4. stevenjgarner ◴[] No.45895340[source]
I cannot agree more. The most perfect terminal of the future will be the terminal of today. Leave it the heck alone. Terminal Emulators (1984 for MacTerminal), Vi (1976 by Bill Joy then 1988 by Bram Moolenaar for Vi IMproved) and Emacs (1976 by David A. Moon and Guy L. Steele Jr. then 1984 for GNU Emacs by Richard Stallman) are extremely primordial ancient programs. Among the oldest programs still in active use. There is a reason for that. During my evolution with technology, every time I wanted these programs to do something "familiar", it was because of my own ignorance and lack of familiarity. As I became familiar, I slowly realized that their power is in their simplicity. Not everything needs to be improved. "There is more to life than speeding it up" - Mahatma Gandhi
5. vacuity ◴[] No.45895701[source]
Currently being discussed at https://news.ycombinator.com/item?id=45891772
6. vacuity ◴[] No.45895708[source]
I think this will be like the Fish shell, where backwards compatibility is left to existing tools, but a fresh environment is available going forward.
7. mamcx ◴[] No.45896362[source]
No, the problem is that the proposal is not enough *bold*.

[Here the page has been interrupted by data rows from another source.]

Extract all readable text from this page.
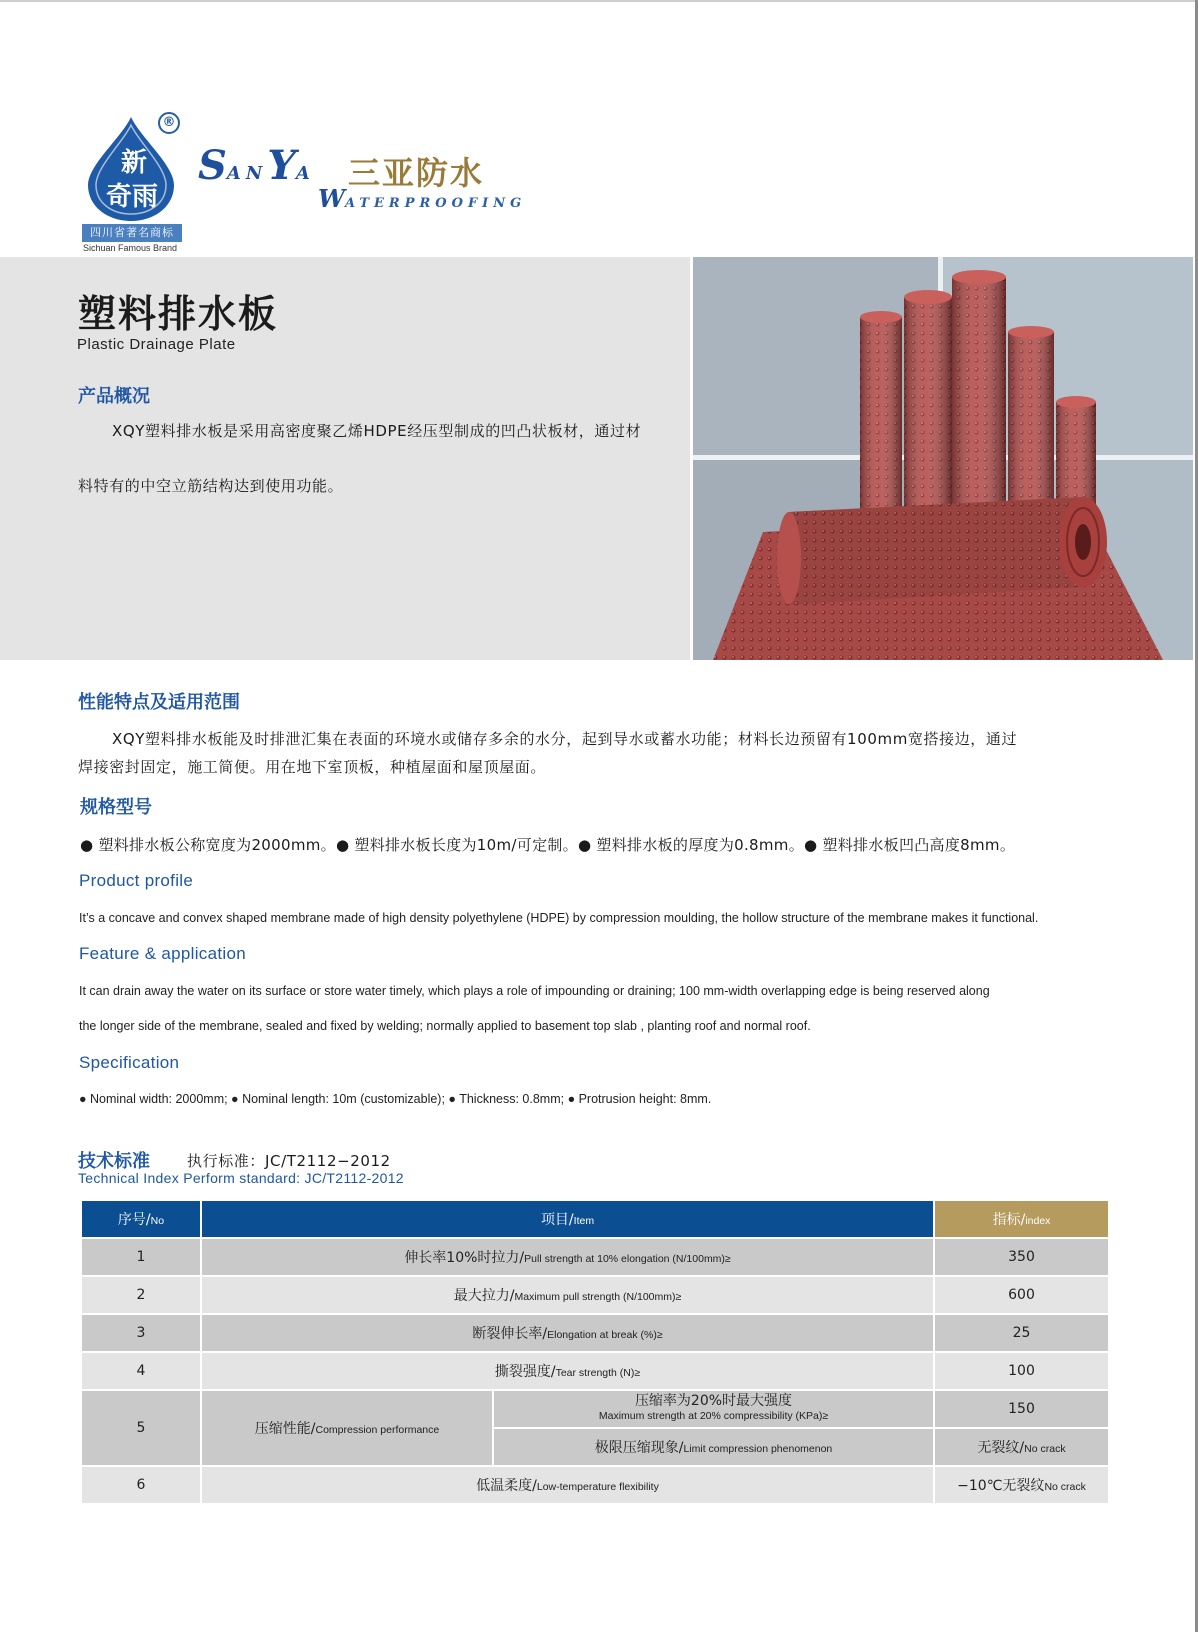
新
奇雨
®
四川省著名商标
Sichuan Famous Brand
SANYA 三亚防水
WATERPROOFING
塑料排水板
Plastic Drainage Plate
产品概况
XQY塑料排水板是采用高密度聚乙烯HDPE经压型制成的凹凸状板材，通过材
料特有的中空立筋结构达到使用功能。
性能特点及适用范围
XQY塑料排水板能及时排泄汇集在表面的环境水或储存多余的水分，起到导水或蓄水功能；材料长边预留有100mm宽搭接边，通过
焊接密封固定，施工简便。用在地下室顶板，种植屋面和屋顶屋面。
规格型号
● 塑料排水板公称宽度为2000mm。● 塑料排水板长度为10m/可定制。● 塑料排水板的厚度为0.8mm。● 塑料排水板凹凸高度8mm。
Product profile
It’s a concave and convex shaped membrane made of high density polyethylene (HDPE) by compression moulding, the hollow structure of the membrane makes it functional.
Feature & application
It can drain away the water on its surface or store water timely, which plays a role of impounding or draining; 100 mm-width overlapping edge is being reserved along
the longer side of the membrane, sealed and fixed by welding; normally applied to basement top slab , planting roof and normal roof.
Specification
● Nominal width: 2000mm; ● Nominal length: 10m (customizable); ● Thickness: 0.8mm; ● Protrusion height: 8mm.
技术标准 执行标准：JC/T2112−2012
Technical Index Perform standard: JC/T2112-2012
序号/No	项目/Item		指标/index
1	伸长率10%时拉力/Pull strength at 10% elongation (N/100mm)≥		350
2	最大拉力/Maximum pull strength (N/100mm)≥		600
3	断裂伸长率/Elongation at break (%)≥		25
4	撕裂强度/Tear strength (N)≥		100
5	压缩性能/Compression performance	压缩率为20%时最大强度
Maximum strength at 20% compressibility (KPa)≥	150
		极限压缩现象/Limit compression phenomenon	无裂纹/No crack
6	低温柔度/Low-temperature flexibility		−10℃无裂纹No crack
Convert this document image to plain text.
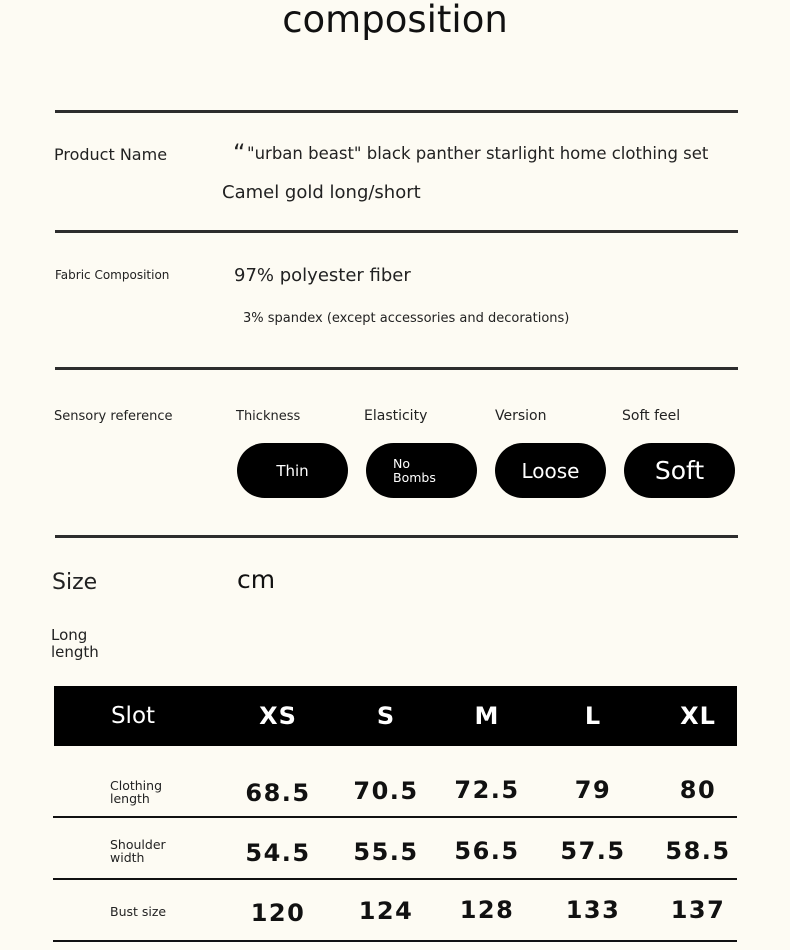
composition
Product Name	“ "urban beast" black panther starlight home clothing set
Camel gold long/short
Fabric Composition	97% polyester fiber
3% spandex (except accessories and decorations)
Sensory reference	Thickness	Elasticity	Version	Soft feel
Thin	No Bombs	Loose	Soft
Size	cm
Long length
Slot	XS	S	M	L	XL
Clothing length	68.5	70.5	72.5	79	80
Shoulder width	54.5	55.5	56.5	57.5	58.5
Bust size	120	124	128	133	137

A "barely better" version of something entrenched rarely win (maybe only if the old thing not get updaters).

This is the curse of OpenOffice < MS Office.

This is in fact the major reason:

> Great, now you just need to build and maintain shims for every tool in existence

MOST of that tools are very bad at ux! so inconsistent, weird, arcane that yes, is MADNESS to shim all of them.

Instead, if done from first principles, you can collapse thousands of cli arguments, options, switched and such things in few (btw a good example is jj vs git).

This is how could be: Adopt an algebra similar to the relational model, and a standardized set of most things millions of little tools have (like the commands help, sort, colors, input/output formats, etc) and then suddenly you have a more tractable solution.

ONLY when a tool is a total game changer people will switch.

And what about all the other stuff? In FoxPro (that in some ways show the idea you just preen `!` and then run the shell command you need. That is enough (editors and such? Much better to redo in the new way, and everyone knows that vim and emacs fan never change ways)

8. eviks ◴[] No.45896912[source]
> I'm not saying that this ecosystem couldn't be improved

Yes, you effectively are, and the current unstructured buggy mess is "just works" for you.

> But it needs broad community discussion, planning, and support,

Where was this when all the historic mistakes were made? And why would fixing them suddenly needs to overcome this extra barrier?